Algo parecido, pero incluso más dramático, está pasando en casi toda la educación básica y universitaria. El profesor se limita a transmitir una información que los estudiantes no solo saben que está disponible en internet, sino que, al confrontarla con lo que oyen en clase, quedan convencidos de que aprenden más viendo el celular. La pérdida de credibilidad de los profesores por parte de los alumnos explica, en parte, el descenso de la matrícula en casi todas las universidades del mundo. Muchos estudiantes han terminado por creer que los docentes ya no son necesarios, entre otras cosas porque el mercado les ofrece, –al menos eso creen– la posibilidad de ascenso social sin necesidad de un diploma universitario. El 57 % de los jóvenes de la generación Z en los Estados Unidos aspira a convertirse en influencer y todo indica que esta cifra puede ser similar o mayor en América Latina.
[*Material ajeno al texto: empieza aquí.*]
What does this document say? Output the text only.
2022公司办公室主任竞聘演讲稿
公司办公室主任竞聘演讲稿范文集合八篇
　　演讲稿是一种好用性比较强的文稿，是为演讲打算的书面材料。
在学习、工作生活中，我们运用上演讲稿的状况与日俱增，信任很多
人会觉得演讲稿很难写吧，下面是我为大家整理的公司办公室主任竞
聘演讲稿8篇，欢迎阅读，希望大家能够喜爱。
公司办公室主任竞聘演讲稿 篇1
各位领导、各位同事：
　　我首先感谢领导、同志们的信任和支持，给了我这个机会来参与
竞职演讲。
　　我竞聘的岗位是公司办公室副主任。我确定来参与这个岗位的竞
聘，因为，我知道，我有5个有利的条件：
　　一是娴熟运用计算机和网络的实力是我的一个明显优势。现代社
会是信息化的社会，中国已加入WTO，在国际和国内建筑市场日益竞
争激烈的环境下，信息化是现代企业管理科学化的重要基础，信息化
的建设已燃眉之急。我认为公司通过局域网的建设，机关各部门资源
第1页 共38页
Pero el menosprecio de los jóvenes por la educación formal y su credulidad en la web no siempre está justificado. Internet está lleno de información, pero más información no significa más verdad. Lo que circula en la web está determinado por un algoritmo que no está diseñado para filtrar lo que vale y lo que es verdad, sino para ofrecer lo que le interesa a la gente. Siendo así, la labor de un profesor debe consistir en enseñar a los estudiantes a encontrar la información que es correcta, a procesarla y a entender qué pasa en la realidad. Los expertos en educación hablan de las cuatro “Cs” que deben inculcar los colegios en los estudiantes: crítica, comunicación, colaboración y credibilidad.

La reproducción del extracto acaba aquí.